I mean, who could imagine that those appealing images of sunny jets soaring through the clouds or flashing by overhead just out of the reach of skyscrapers would now bring on these spidery new emotions. Who’d have expected stodgy old congressmen to be sitting at a hearing in half-glasses talking about legislation on a cloning.

Who’d have thought high-tech schmoozers would zap their business card by infrared beam to each other’s PDAs.

work show - utility magazine
work show – utility magazine

Who’d imagine we’d check out at K-mart by scanning our own purchases.

Who’d have thought we’d be scanning so much. It makes me jumpy just thinking about how fast stuff happens these days. I walk out of Best Buy with a new product and can almost hear it emitting a high, sad little whine as it speeds toward obsolescence. Wars and Hollywood stars last only months. Trends begin and end in weeks. Political issues flame out overnight. And these high-tech devices are outdated before their likewise quickly-outdated creators can put them on the shelf.

So is anybody taking a look ahead for us to see what’s coming – besides good-looking, good-news reporters filling a 30-second time slot, or smart-alecky news analysts who are really just taking a guess like the rest of us? As things speed up at this frightening rate, is anyone keeping track of what’s about to whiz by? In a small, well-worn conference room, one wall lined with books whose titles frequently include the word “tomorrow,”

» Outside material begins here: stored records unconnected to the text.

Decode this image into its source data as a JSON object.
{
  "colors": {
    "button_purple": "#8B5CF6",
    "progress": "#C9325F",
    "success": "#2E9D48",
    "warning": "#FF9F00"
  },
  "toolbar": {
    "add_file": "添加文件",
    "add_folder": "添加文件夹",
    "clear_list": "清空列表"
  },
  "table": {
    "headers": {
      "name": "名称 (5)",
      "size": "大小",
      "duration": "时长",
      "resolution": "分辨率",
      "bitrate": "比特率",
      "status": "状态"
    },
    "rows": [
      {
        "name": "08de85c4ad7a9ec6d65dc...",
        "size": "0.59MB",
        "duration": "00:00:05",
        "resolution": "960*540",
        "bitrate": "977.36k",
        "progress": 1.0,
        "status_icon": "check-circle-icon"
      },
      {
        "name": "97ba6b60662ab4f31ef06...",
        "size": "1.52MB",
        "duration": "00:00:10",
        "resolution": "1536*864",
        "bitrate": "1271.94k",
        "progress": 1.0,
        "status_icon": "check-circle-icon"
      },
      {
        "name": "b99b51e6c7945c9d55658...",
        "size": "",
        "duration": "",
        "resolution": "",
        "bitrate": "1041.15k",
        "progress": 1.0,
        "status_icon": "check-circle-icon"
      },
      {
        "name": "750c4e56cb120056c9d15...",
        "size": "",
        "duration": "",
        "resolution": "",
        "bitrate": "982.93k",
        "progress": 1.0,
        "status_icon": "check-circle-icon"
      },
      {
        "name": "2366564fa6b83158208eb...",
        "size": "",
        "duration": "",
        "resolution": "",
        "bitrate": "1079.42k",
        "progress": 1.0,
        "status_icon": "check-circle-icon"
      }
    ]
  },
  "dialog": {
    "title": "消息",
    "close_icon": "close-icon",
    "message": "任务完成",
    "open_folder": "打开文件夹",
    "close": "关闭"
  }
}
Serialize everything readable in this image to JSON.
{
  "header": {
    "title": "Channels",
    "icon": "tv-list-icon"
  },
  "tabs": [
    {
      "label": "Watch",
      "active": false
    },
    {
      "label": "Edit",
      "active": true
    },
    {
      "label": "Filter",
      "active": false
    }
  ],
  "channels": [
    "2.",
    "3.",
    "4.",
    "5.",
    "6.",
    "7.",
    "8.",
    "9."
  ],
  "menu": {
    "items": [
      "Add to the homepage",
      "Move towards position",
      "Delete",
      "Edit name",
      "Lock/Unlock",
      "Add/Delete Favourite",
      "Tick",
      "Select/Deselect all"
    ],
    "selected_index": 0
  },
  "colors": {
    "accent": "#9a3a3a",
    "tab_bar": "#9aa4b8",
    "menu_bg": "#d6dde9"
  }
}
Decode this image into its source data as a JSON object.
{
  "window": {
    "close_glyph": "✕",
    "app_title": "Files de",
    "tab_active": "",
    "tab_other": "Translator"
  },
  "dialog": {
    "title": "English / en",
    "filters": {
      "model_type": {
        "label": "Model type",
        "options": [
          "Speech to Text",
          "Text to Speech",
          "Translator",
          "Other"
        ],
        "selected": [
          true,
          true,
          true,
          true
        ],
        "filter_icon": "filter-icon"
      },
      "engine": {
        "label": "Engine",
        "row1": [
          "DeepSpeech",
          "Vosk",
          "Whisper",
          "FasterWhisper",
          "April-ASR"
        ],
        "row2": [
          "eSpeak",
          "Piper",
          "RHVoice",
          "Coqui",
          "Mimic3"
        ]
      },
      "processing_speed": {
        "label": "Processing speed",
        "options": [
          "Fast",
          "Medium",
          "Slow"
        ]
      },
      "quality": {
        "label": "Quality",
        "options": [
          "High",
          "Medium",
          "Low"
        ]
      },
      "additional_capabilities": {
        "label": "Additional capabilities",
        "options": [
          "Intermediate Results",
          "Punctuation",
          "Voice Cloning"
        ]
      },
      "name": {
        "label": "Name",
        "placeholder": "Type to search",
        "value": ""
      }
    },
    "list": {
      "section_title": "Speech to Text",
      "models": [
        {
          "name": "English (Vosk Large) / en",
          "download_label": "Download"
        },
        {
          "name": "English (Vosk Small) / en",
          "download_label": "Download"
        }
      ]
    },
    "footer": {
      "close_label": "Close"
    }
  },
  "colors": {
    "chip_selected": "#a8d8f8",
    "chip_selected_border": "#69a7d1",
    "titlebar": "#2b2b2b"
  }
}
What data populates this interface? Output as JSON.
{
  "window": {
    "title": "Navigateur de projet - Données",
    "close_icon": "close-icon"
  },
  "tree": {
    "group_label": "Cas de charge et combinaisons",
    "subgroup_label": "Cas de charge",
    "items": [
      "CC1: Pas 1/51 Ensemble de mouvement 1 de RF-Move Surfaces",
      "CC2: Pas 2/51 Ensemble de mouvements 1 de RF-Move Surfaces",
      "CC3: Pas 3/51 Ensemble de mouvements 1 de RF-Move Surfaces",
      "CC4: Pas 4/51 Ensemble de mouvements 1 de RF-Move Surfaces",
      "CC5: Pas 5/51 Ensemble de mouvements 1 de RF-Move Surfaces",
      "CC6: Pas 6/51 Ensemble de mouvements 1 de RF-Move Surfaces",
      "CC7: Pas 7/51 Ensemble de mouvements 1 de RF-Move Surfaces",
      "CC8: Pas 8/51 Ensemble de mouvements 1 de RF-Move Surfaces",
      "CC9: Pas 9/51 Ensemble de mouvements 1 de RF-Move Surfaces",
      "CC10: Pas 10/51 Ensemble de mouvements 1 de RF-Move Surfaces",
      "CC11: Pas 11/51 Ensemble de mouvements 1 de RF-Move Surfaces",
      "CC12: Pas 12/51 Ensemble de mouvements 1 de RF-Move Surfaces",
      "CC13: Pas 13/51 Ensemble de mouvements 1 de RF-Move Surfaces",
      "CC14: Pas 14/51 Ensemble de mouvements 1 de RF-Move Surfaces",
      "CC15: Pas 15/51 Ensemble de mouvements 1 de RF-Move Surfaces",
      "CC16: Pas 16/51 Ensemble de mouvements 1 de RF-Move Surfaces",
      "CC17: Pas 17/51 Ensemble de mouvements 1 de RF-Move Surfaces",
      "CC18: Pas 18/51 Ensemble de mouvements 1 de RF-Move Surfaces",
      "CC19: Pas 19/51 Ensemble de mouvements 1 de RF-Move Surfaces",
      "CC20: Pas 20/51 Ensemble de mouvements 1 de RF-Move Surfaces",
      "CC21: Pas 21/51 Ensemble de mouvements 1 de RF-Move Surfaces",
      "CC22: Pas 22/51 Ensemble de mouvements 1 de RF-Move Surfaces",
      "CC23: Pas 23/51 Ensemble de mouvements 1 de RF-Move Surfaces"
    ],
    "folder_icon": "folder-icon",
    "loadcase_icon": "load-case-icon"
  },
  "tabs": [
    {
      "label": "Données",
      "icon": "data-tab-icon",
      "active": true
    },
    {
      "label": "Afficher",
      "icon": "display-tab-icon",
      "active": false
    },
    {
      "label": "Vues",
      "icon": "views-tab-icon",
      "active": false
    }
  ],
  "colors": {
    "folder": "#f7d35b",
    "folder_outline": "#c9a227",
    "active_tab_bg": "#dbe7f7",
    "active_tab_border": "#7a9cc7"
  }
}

Edward Cornish looks for a minute like he might just smack me on top of the head with a rolled up copy of his magazine, “The Futurist.” He is a slight, owlish man, xxx, slouching slightly in his seat with his hands grasping the edge of the table in front of him. He has on a light blue shirt, dark blue pants and tan socks. His sparking blue eyes flash for a second behind his light-rimmed glasses and he’s tightened his grip. “We don’t make predictions” he says calmly in response to yet another question that I’ve inappropriately begun with something like “When you predict…”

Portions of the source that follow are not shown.